[ANN] Areas and Adversaries

I figured people might be bored of British pub names by now so I did another thing: a generator for titles of table-top role-playing games.

$ opam install areas-and-adversaries
...
$ areas-and-adversaries
Woods & Wizards

The code is on Gitlab: Raphaël Proust / areas-and-adversaries · GitLab

It was a good excuse to experiment with non-dune build systems (to scope things out). I went for a plain Makefile in the end which works well.

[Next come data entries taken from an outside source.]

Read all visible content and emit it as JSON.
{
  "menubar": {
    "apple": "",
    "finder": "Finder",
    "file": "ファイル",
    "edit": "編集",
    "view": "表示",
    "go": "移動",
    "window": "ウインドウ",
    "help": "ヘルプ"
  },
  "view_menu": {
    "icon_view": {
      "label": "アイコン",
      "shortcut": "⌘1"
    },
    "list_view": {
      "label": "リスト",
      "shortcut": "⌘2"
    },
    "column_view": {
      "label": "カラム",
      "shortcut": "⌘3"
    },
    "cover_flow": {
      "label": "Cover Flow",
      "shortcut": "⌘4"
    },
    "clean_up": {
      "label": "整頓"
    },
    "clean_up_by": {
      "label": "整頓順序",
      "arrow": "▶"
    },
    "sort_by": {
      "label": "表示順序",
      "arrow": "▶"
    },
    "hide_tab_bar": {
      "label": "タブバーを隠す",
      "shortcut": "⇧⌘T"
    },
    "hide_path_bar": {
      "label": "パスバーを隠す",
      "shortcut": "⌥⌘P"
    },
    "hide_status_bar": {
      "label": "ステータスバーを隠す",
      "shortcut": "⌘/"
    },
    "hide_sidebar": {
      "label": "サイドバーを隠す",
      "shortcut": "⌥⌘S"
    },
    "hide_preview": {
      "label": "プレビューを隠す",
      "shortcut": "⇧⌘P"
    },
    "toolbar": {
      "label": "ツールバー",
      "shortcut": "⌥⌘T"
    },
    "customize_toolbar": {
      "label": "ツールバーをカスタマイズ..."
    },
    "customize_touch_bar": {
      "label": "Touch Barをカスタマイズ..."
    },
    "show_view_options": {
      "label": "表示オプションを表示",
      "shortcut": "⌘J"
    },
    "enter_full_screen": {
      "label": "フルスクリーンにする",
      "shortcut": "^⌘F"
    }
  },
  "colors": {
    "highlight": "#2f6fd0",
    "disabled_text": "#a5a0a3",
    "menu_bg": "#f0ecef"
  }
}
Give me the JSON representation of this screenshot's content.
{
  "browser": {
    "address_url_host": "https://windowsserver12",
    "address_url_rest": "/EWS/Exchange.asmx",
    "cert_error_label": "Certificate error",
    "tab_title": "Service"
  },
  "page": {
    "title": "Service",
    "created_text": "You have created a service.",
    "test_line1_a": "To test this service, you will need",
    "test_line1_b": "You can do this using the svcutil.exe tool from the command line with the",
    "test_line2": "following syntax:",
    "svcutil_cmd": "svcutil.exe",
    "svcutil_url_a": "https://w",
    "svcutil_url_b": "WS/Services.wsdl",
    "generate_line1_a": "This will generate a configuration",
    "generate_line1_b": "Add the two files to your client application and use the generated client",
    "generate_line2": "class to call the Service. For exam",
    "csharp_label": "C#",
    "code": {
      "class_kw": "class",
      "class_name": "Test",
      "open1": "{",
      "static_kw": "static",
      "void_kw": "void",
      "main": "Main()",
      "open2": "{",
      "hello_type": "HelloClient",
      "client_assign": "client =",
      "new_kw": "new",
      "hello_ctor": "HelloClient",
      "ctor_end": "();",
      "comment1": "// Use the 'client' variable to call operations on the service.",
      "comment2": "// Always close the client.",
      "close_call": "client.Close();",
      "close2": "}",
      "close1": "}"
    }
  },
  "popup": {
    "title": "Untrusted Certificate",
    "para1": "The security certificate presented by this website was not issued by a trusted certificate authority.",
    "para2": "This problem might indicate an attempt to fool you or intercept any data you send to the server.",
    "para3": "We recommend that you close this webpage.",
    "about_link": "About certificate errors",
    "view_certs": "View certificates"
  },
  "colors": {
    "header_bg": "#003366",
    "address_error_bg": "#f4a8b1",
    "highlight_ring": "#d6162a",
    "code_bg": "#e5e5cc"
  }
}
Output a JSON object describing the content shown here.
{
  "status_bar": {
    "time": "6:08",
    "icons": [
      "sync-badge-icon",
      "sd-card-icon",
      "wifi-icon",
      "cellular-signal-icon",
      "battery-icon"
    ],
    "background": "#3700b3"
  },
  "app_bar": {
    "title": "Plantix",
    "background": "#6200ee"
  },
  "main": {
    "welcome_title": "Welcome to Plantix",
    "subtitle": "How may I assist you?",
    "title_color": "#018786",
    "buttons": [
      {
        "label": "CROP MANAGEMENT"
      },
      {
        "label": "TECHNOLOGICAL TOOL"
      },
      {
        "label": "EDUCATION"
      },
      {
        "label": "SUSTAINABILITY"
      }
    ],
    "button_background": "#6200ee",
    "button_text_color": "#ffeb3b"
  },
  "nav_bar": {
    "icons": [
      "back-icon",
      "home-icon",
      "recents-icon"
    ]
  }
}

I also wanted to figure out a better way to embed data in an executable. I ended up wondering about moving as much of the processing as possible into the build phase. What I ended up with is a small program which prints a compilation unit (.ml) which has mostly array literals. Still have some open questions on that, any input welcome:

  • Should I have used meta-ocaml to print the code? The data/munch.ml would probably be more readable, but the build probably less.
  • How could I generate this kind of processed-data code for data-structures which don’t have a literal (maps, sets, hash tables, etc.)? How can I minimise the initialisation cost of the program for such situations?
9 Likes

At some point I investigated using malfunction as an alternative implementation to crunch (which I assume you are aware of hence your munch.ml) because I had the perception that parsing large OCaml source files with huge data literals was slow. I made a small proof-of-concept that maybe read data from a hard-coded file. I got stuck on figuring out how to make dune use this. For a makefile setup this wouldn’t be a problem I think. Unfortunately, I’m afraid the code only lives on the drive of my laptop that has since died. Anyway, I think an approach with Malfunction could be interesting :smiley:

1 Like

You can use Marshal: just dump the marshalled data to a file during your build phase and read it back at runtime.

Cheers,
Nicolas

2 Likes

I have used crunch in my previous random generator but I was unsatisfied with having the fake I/O and the parsing (even though it’s just some line splitting).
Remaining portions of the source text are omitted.